CHAMBERSBURG, Pa. — A Pennsylvania State Police investigator testified Tuesday that he and other troopers read Miranda warnings to Jeffrey Eldon Miles Sr. five times on April 6, 2010, the day authorities found two bodies in southern Franklin County.
Trooper Aaron Martin testified in Franklin County Central Court about watching Miles' pockets be searched, handcuffing him and recording statements the morning the bodies of Kristy Dawn Hoke and a missing 17-year-old were found.
Miles' defense claims police obtained incriminating statements from their client before he received a Miranda warning or waived those rights.
Miles, 48, of State Line, Pa., is charged with criminal homicide in the slaying of Hoke, a Hagerstown mother described in court documents as a police informant.

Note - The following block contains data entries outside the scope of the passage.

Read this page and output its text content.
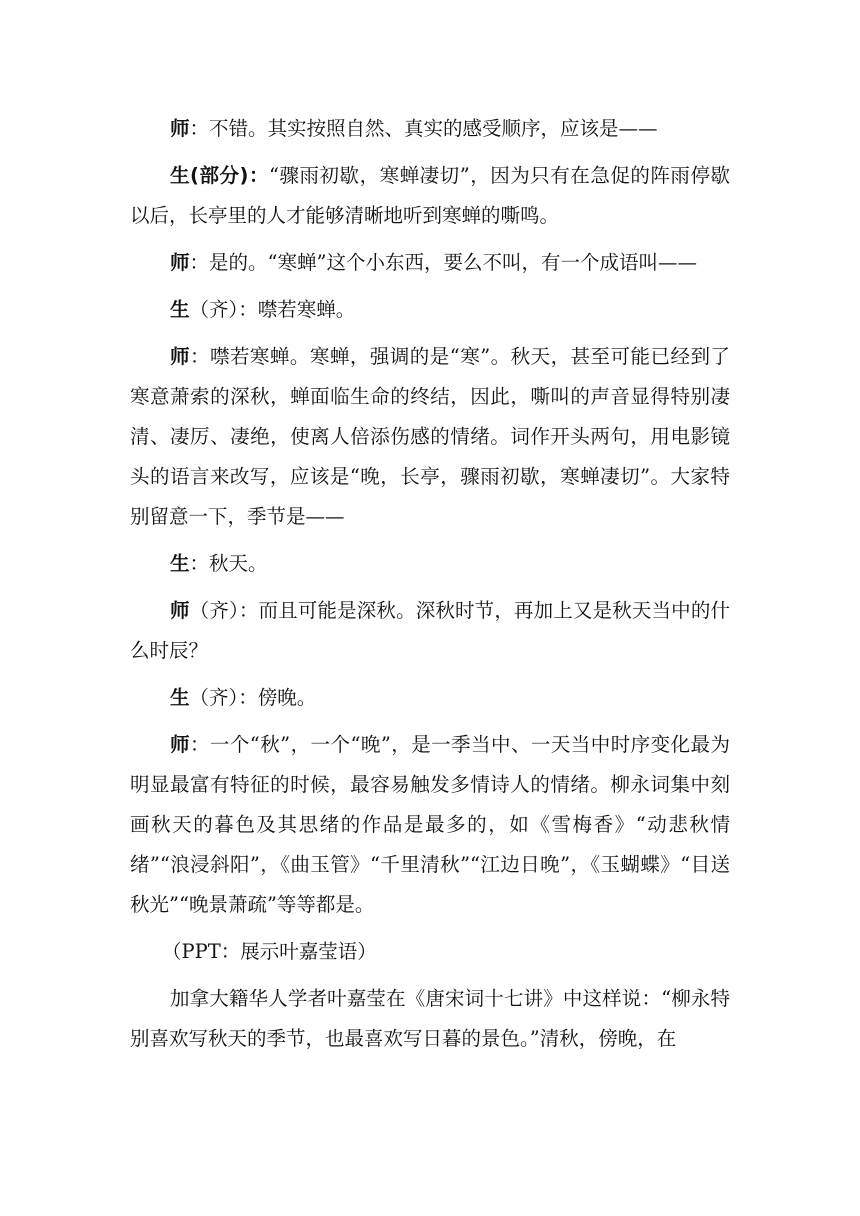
师：不错。其实按照自然、真实的感受顺序，应该是——

生(部分)：“骤雨初歇，寒蝉凄切”，因为只有在急促的阵雨停歇以后，长亭里的人才能够清晰地听到寒蝉的嘶鸣。

师：是的。“寒蝉”这个小东西，要么不叫，有一个成语叫——

生（齐）：噤若寒蝉。

师：噤若寒蝉。寒蝉，强调的是“寒”。秋天，甚至可能已经到了寒意萧索的深秋，蝉面临生命的终结，因此，嘶叫的声音显得特别凄清、凄厉、凄绝，使离人倍添伤感的情绪。词作开头两句，用电影镜头的语言来改写，应该是“晚，长亭，骤雨初歇，寒蝉凄切”。大家特别留意一下，季节是——

生：秋天。

师（齐）：而且可能是深秋。深秋时节，再加上又是秋天当中的什么时辰？

生（齐）：傍晚。

师：一个“秋”，一个“晚”，是一季当中、一天当中时序变化最为明显最富有特征的时候，最容易触发多情诗人的情绪。柳永词集中刻画秋天的暮色及其思绪的作品是最多的，如《雪梅香》“动悲秋情绪”“浪浸斜阳”，《曲玉管》“千里清秋”“江边日晚”，《玉蝴蝶》“目送秋光”“晚景萧疏”等等都是。

（PPT：展示叶嘉莹语）

加拿大籍华人学者叶嘉莹在《唐宋词十七讲》中这样说：“柳永特别喜欢写秋天的季节，也最喜欢写日暮的景色。”清秋，傍晚，在
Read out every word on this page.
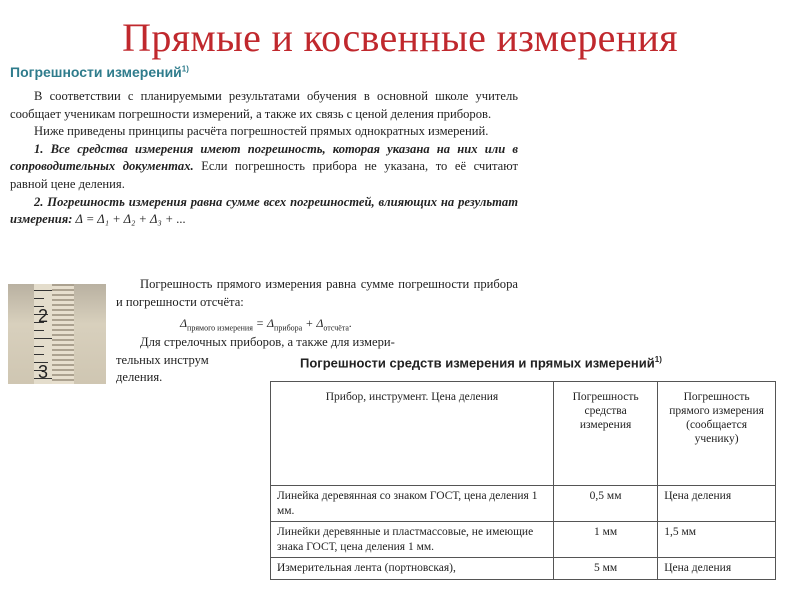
Прямые и косвенные измерения
Погрешности измерений$^{1)}$

В соответствии с планируемыми результатами обучения в основной школе учитель сообщает ученикам погрешности измерений, а также их связь с ценой деления приборов.

Ниже приведены принципы расчёта погрешностей прямых однократных измерений.

1. Все средства измерения имеют погрешность, которая указана на них или в сопроводительных документах. Если погрешность прибора не указана, то её считают равной цене деления.

2. Погрешность измерения равна сумме всех погрешностей, влияющих на результат измерения: Δ = Δ₁ + Δ₂ + Δ₃ + ...

2
3

Погрешность прямого измерения равна сумме погрешности прибора и погрешности отсчёта:

$\Delta_{прямого измерения} = \Delta_{прибора} + \Delta_{отсчёта}$.

Для стрелочных приборов, а также для измери-

тельных инструм

деления.

Погрешности средств измерения и прямых измерений$^{1)}$
Прибор, инструмент. Цена деления	Погрешность средства измерения	Погрешность прямого измерения (сообщается ученику)
Линейка деревянная со знаком ГОСТ, цена деления 1 мм.	0,5 мм	Цена деления
Линейки деревянные и пластмассовые, не имеющие знака ГОСТ, цена деления 1 мм.	1 мм	1,5 мм
Измерительная лента (портновская),	5 мм	Цена деления
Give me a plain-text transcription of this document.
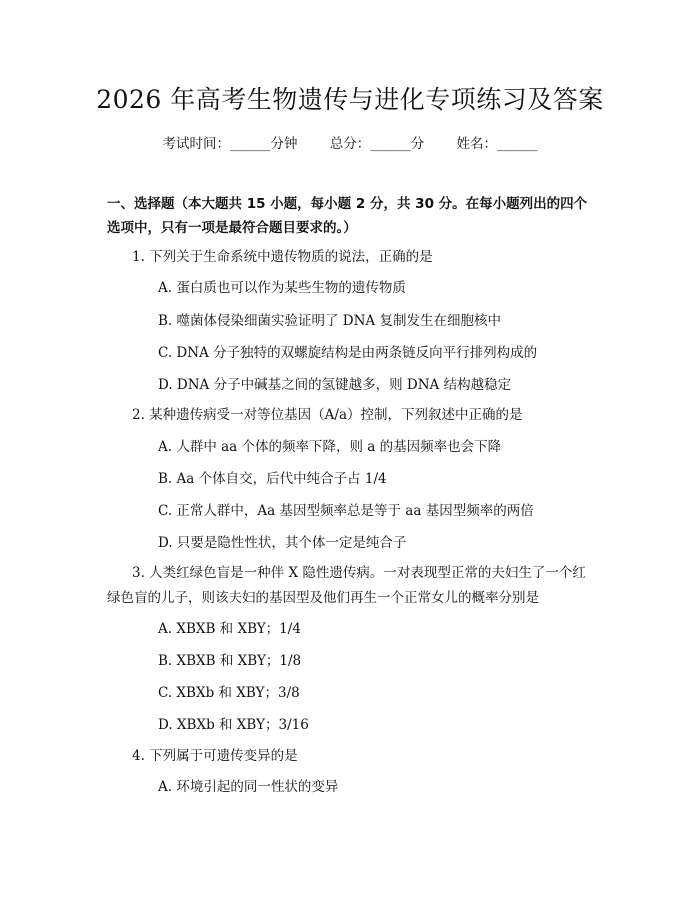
2026 年高考生物遗传与进化专项练习及答案
考试时间：______分钟 总分：______分 姓名：______
一、选择题（本大题共 15 小题，每小题 2 分，共 30 分。在每小题列出的四个选项中，只有一项是最符合题目要求的。）
1. 下列关于生命系统中遗传物质的说法，正确的是
A. 蛋白质也可以作为某些生物的遗传物质
B. 噬菌体侵染细菌实验证明了 DNA 复制发生在细胞核中
C. DNA 分子独特的双螺旋结构是由两条链反向平行排列构成的
D. DNA 分子中碱基之间的氢键越多，则 DNA 结构越稳定
2. 某种遗传病受一对等位基因（A/a）控制，下列叙述中正确的是
A. 人群中 aa 个体的频率下降，则 a 的基因频率也会下降
B. Aa 个体自交，后代中纯合子占 1/4
C. 正常人群中，Aa 基因型频率总是等于 aa 基因型频率的两倍
D. 只要是隐性性状，其个体一定是纯合子
3. 人类红绿色盲是一种伴 X 隐性遗传病。一对表现型正常的夫妇生了一个红绿色盲的儿子，则该夫妇的基因型及他们再生一个正常女儿的概率分别是
A. XBXB 和 XBY；1/4
B. XBXB 和 XBY；1/8
C. XBXb 和 XBY；3/8
D. XBXb 和 XBY；3/16
4. 下列属于可遗传变异的是
A. 环境引起的同一性状的变异
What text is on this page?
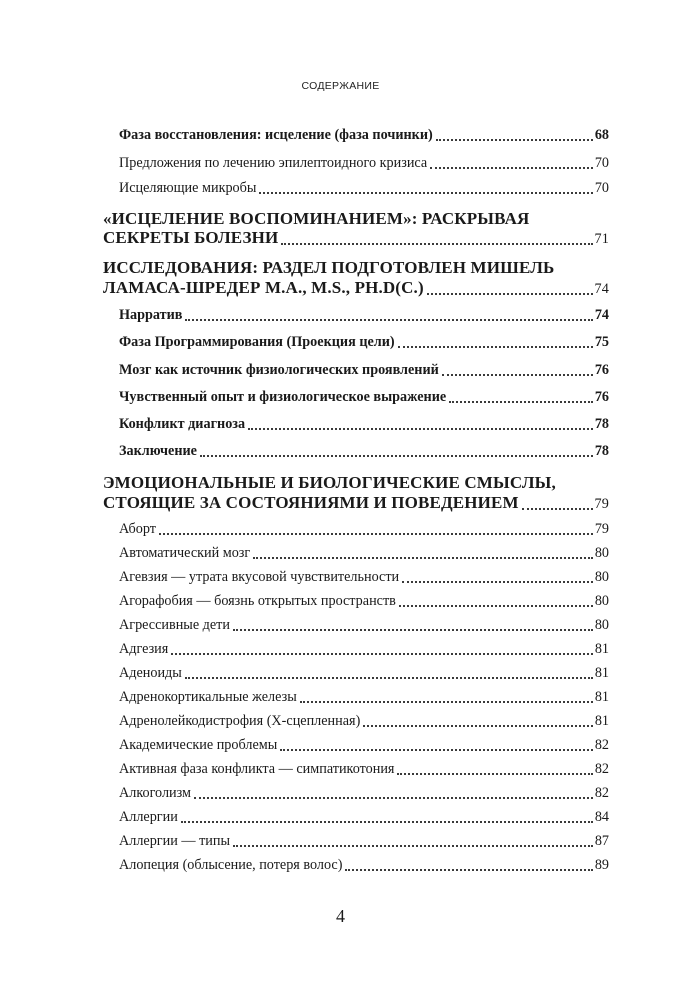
СОДЕРЖАНИЕ
Фаза восстановления: исцеление (фаза починки)	68
Предложения по лечению эпилептоидного кризиса	70
Исцеляющие микробы	70
«ИСЦЕЛЕНИЕ ВОСПОМИНАНИЕМ»: РАСКРЫВАЯ
СЕКРЕТЫ БОЛЕЗНИ	71
ИССЛЕДОВАНИЯ: РАЗДЕЛ ПОДГОТОВЛЕН МИШЕЛЬ
ЛАМАСА-ШРЕДЕР M.A., M.S., PH.D(C.)	74
Нарратив	74
Фаза Программирования (Проекция цели)	75
Мозг как источник физиологических проявлений	76
Чувственный опыт и физиологическое выражение	76
Конфликт диагноза	78
Заключение	78
ЭМОЦИОНАЛЬНЫЕ И БИОЛОГИЧЕСКИЕ СМЫСЛЫ,
СТОЯЩИЕ ЗА СОСТОЯНИЯМИ И ПОВЕДЕНИЕМ	79
Аборт	79
Автоматический мозг	80
Агевзия — утрата вкусовой чувствительности	80
Агорафобия — боязнь открытых пространств	80
Агрессивные дети	80
Адгезия	81
Аденоиды	81
Адренокортикальные железы	81
Адренолейкодистрофия (X-сцепленная)	81
Академические проблемы	82
Активная фаза конфликта — симпатикотония	82
Алкоголизм	82
Аллергии	84
Аллергии — типы	87
Алопеция (облысение, потеря волос)	89
4
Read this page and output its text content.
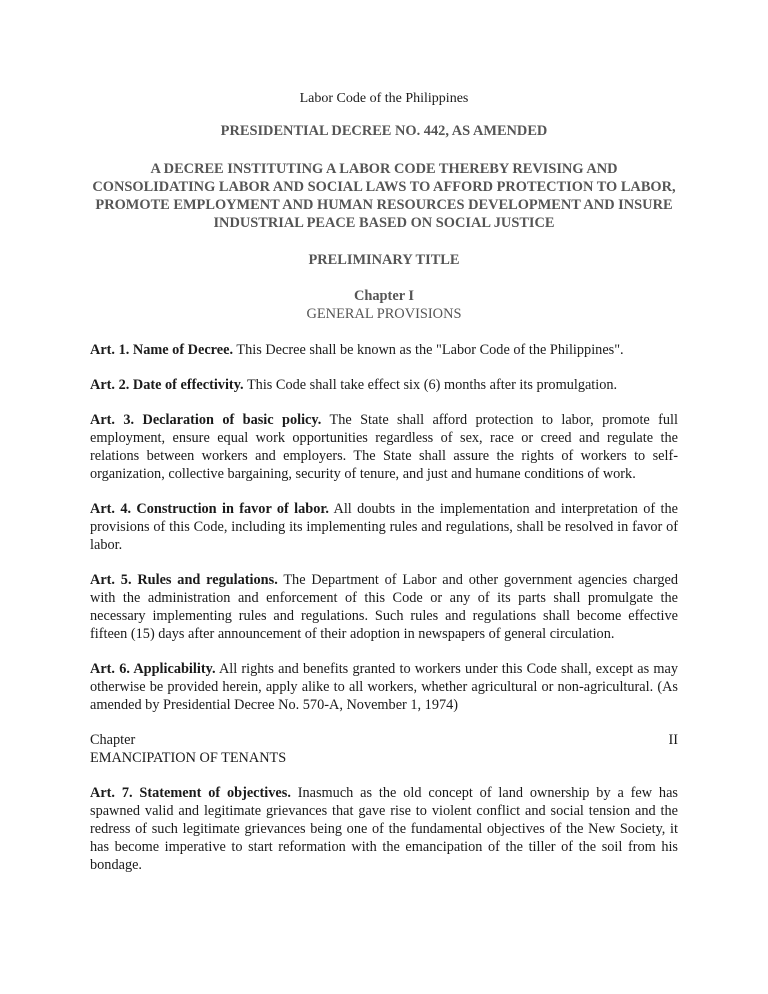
Labor Code of the Philippines

PRESIDENTIAL DECREE NO. 442, AS AMENDED

A DECREE INSTITUTING A LABOR CODE THEREBY REVISING AND CONSOLIDATING LABOR AND SOCIAL LAWS TO AFFORD PROTECTION TO LABOR, PROMOTE EMPLOYMENT AND HUMAN RESOURCES DEVELOPMENT AND INSURE INDUSTRIAL PEACE BASED ON SOCIAL JUSTICE

PRELIMINARY TITLE

Chapter I

GENERAL PROVISIONS

Art. 1. Name of Decree. This Decree shall be known as the "Labor Code of the Philippines".

Art. 2. Date of effectivity. This Code shall take effect six (6) months after its promulgation.

Art. 3. Declaration of basic policy. The State shall afford protection to labor, promote full employment, ensure equal work opportunities regardless of sex, race or creed and regulate the relations between workers and employers. The State shall assure the rights of workers to self-organization, collective bargaining, security of tenure, and just and humane conditions of work.

Art. 4. Construction in favor of labor. All doubts in the implementation and interpretation of the provisions of this Code, including its implementing rules and regulations, shall be resolved in favor of labor.

Art. 5. Rules and regulations. The Department of Labor and other government agencies charged with the administration and enforcement of this Code or any of its parts shall promulgate the necessary implementing rules and regulations. Such rules and regulations shall become effective fifteen (15) days after announcement of their adoption in newspapers of general circulation.

Art. 6. Applicability. All rights and benefits granted to workers under this Code shall, except as may otherwise be provided herein, apply alike to all workers, whether agricultural or non-agricultural. (As amended by Presidential Decree No. 570-A, November 1, 1974)

Chapter	II
EMANCIPATION OF TENANTS

Art. 7. Statement of objectives. Inasmuch as the old concept of land ownership by a few has spawned valid and legitimate grievances that gave rise to violent conflict and social tension and the redress of such legitimate grievances being one of the fundamental objectives of the New Society, it has become imperative to start reformation with the emancipation of the tiller of the soil from his bondage.
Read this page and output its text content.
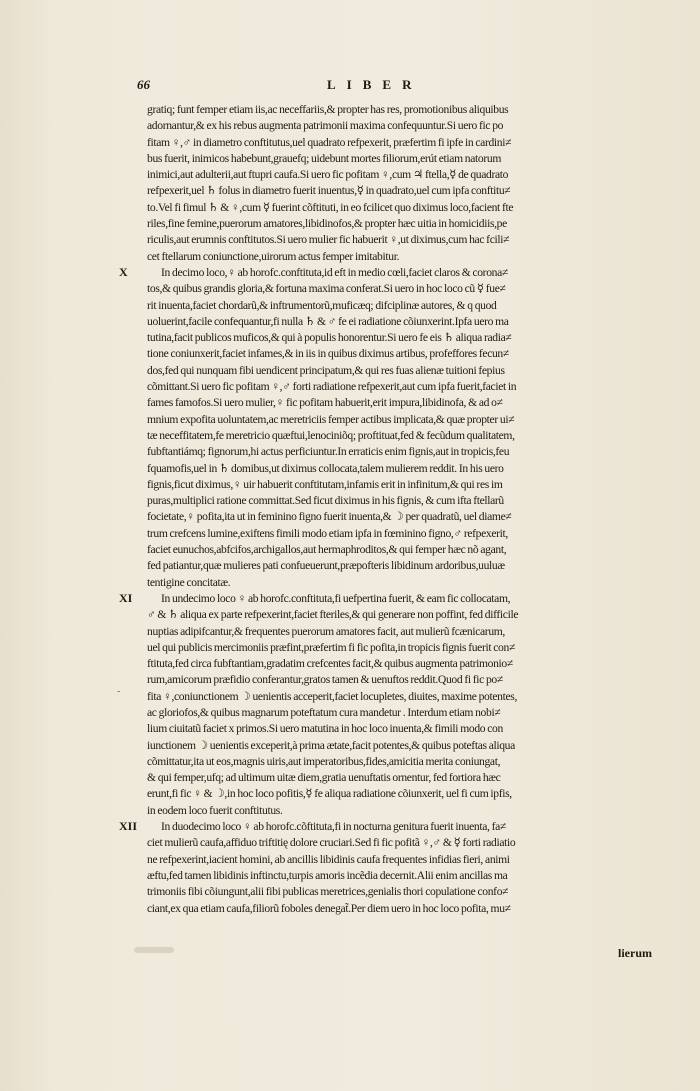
66	LIBER
gratiq; funt femper etiam iis,ac neceffariis,& propter has res, promotionibus aliquibus
adornantur,& ex his rebus augmenta patrimonii maxima confequuntur.Si uero fic po
fitam ♀,♂ in diametro conftitutus,uel quadrato refpexerit, præfertim fi ipfe in cardini≠
bus fuerit, inimicos habebunt,grauefq; uidebunt mortes filiorum,erút etiam natorum
inimici,aut adulterii,aut ftupri caufa.Si uero fic pofitam ♀,cum ♃ ftella,☿ de quadrato
refpexerit,uel ♄ folus in diametro fuerit inuentus,☿ in quadrato,uel cum ipfa conftitu≠
to.Vel fi fimul ♄ & ♀,cum ☿ fuerint cõftituti, in eo fcilicet quo diximus loco,facient fte
riles,fine femine,puerorum amatores,libidinofos,& propter hæc uitia in homicidiis,pe
riculis,aut erumnis conftitutos.Si uero mulier fic habuerit ♀,ut diximus,cum hac fcili≠
cet ftellarum coniunctione,uirorum actus femper imitabitur.
X	In decimo loco,♀ ab horofc.conftituta,id eft in medio cœli,faciet claros & corona≠
tos,& quibus grandis gloria,& fortuna maxima conferat.Si uero in hoc loco cũ ☿ fue≠
rit inuenta,faciet chordarũ,& inftrumentorũ,muficæq; difciplinæ autores, & q quod
uoluerint,facile confequantur,fi nulla ♄ & ♂ fe ei radiatione cõiunxerint.Ipfa uero ma
tutina,facit publicos muficos,& qui à populis honorentur.Si uero fe eis ♄ aliqua radia≠
tione coniunxerit,faciet infames,& in iis in quibus diximus artibus, profeffores fecun≠
dos,fed qui nunquam fibi uendicent principatum,& qui res fuas alienæ tuitioni fepius
cõmittant.Si uero fic pofitam ♀,♂ forti radiatione refpexerit,aut cum ipfa fuerit,faciet in
fames famofos.Si uero mulier,♀ fic pofitam habuerit,erit impura,libidinofa, & ad o≠
mnium expofita uoluntatem,ac meretriciis femper actibus implicata,& quæ propter ui≠
tæ neceffitatem,fe meretricio quæftui,lenociniõq; proftituat,fed & fecũdum qualitatem,
fubftantiámq; fignorum,hi actus perficiuntur.In erraticis enim fignis,aut in tropicis,feu
fquamofis,uel in ♄ domibus,ut diximus collocata,talem mulierem reddit. In his uero
fignis,ficut diximus,♀ uir habuerit conftitutam,infamis erit in infinitum,& qui res im
puras,multiplici ratione committat.Sed ficut diximus in his fignis, & cum ifta ftellarũ
focietate,♀ pofita,ita ut in feminino figno fuerit inuenta,& ☽ per quadratũ, uel diame≠
trum crefcens lumine,exiftens fimili modo etiam ipfa in fœminino figno,♂ refpexerit,
faciet eunuchos,abfcifos,archigallos,aut hermaphroditos,& qui femper hæc nõ agant,
fed patiantur,quæ mulieres pati confueuerunt,præpofteris libidinum ardoribus,uuluæ
tentigine concitatæ.
XI	In undecimo loco ♀ ab horofc.conftituta,fi uefpertina fuerit, & eam fic collocatam,
♂ & ♄ aliqua ex parte refpexerint,faciet fteriles,& qui generare non poffint, fed difficile
nuptias adipifcantur,& frequentes puerorum amatores facit, aut mulierũ fcænicarum,
uel qui publicis mercimoniis præfint,præfertim fi fic pofita,in tropicis fignis fuerit con≠
ftituta,fed circa fubftantiam,gradatim crefcentes facit,& quibus augmenta patrimonio≠
rum,amicorum præfidio conferantur,gratos tamen & uenuftos reddit.Quod fi fic po≠
fita ♀,coniunctionem ☽ uenientis acceperit,faciet locupletes, diuites, maxime potentes,
ac gloriofos,& quibus magnarum poteftatum cura mandetur . Interdum etiam nobi≠
lium ciuitatũ faciet x primos.Si uero matutina in hoc loco inuenta,& fimili modo con
iunctionem ☽ uenientis exceperit,à prima ætate,facit potentes,& quibus poteftas aliqua
cõmittatur,ita ut eos,magnis uiris,aut imperatoribus,fides,amicitia merita coniungat,
& qui femper,ufq; ad ultimum uitæ diem,gratia uenuftatis ornentur, fed fortiora hæc
erunt,fi fic ♀ & ☽,in hoc loco pofitis,☿ fe aliqua radiatione cõiunxerit, uel fi cum ipfis,
in eodem loco fuerit conftitutus.
XII	In duodecimo loco ♀ ab horofc.cõftituta,fi in nocturna genitura fuerit inuenta, fa≠
ciet mulierũ caufa,affiduo triftitię dolore cruciari.Sed fi fic pofitã ♀,♂ & ☿ forti radiatio
ne refpexerint,iacient homini, ab ancillis libidinis caufa frequentes infidias fieri, animi
æftu,fed tamen libidinis inftinctu,turpis amoris incẽdia decernit.Alii enim ancillas ma
trimoniis fibi cõiungunt,alii fibi publicas meretrices,genialis thori copulatione confo≠
ciant,ex qua etiam caufa,filiorũ foboles denegat̃.Per diem uero in hoc loco pofita, mu≠
-
lierum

No one has been charged in the beating death of missing teenager Angie Lynn Daley, who was last seen by her family in 1995. Police discovered her remains on a farm about six miles away from the Waynesboro, Pa., woods where Hoke's body was found.
On Tuesday, Judge Douglas Herman presided over a pretrial conference and hearing on an array of motions filed by defense attorneys.
In addition to requesting that statements be suppressed, lawyers Mike Toms and Eric Weisbrod filed motions asking that the location of the trial be moved, documents pertaining to the death penalty be stricken and public funds be approved for expert witness fees.
Authorities have been guarded about their investigation. As a result, the latest court testimony from Martin and Sgt. William Mcareavy revealed new details of what happened last year.
Mcareavy described approaching Miles at 3:30 a.m. as he stood on an Interstate 81 overpass in an apparent suicide attempt.
"Mr. Miles continuously repeated several themes during the course of the conversation, ... (including) 'It's about killing the demon,'" Mcareavy said.
Miles said his presence on the bridge was not truly about suicide or he would have done it before that night, Mcareavy said.
The trooper testified that as he closed the gap between himself and Miles, the defendant made a few references to "Krissy" or "Kristy." Mcareavy said Miles told him to "read the notebook; you'll understand."
"You didn't tell him, 'We know about Kristy?'" Weisbrod asked.
"No," Mcareavy said.
Martin described watching Miles being taken into custody at around 5:15 a.m.
"I said, 'You know we need to find Kristy,'" Martin said, noting that Miles interrupted police during his Miranda discussion. "He said, 'Look, I'll take you there.'"
Martin testified he accompanied Miles to the woods, where Hoke's body was found as well as to the site of her car. He said they went to the Chambersburg Police Department for a recorded interview, then Miles "wanted to take me somewhere else" and they went for "another drive."
Weisbrod questioned whether Miles appeared to be under the influence of drugs or alcohol when giving statements. Martin said he might have shown some signs, but those did not affect their conversations.
"He was lucid when he talked to me. He answered my questions directly," he said.
The judge told Toms, Weisbrod and Assistant District Attorney Eric Augustine to present him with additional, written arguments in the next couple of weeks before he rules on the motion about suppressing statements.
Herman declined to rule this week on the challenge to the notice of aggravating circumstances, which is necessary documentation filed by the prosecution to seek the death penalty.
The judge told Toms and Weisbrod to present him with a supplemental motion attempting to show him that the district attorney's office does not have evidence supporting its claims in the notice.
Before approving fees, Herman said he wants to meet with the proposed experts to discuss the scope of their work.
And he told the defense it is too early to make a decision about changing venues because it is impossible to know whether potential jurors are biased by media coverage and Internet postings.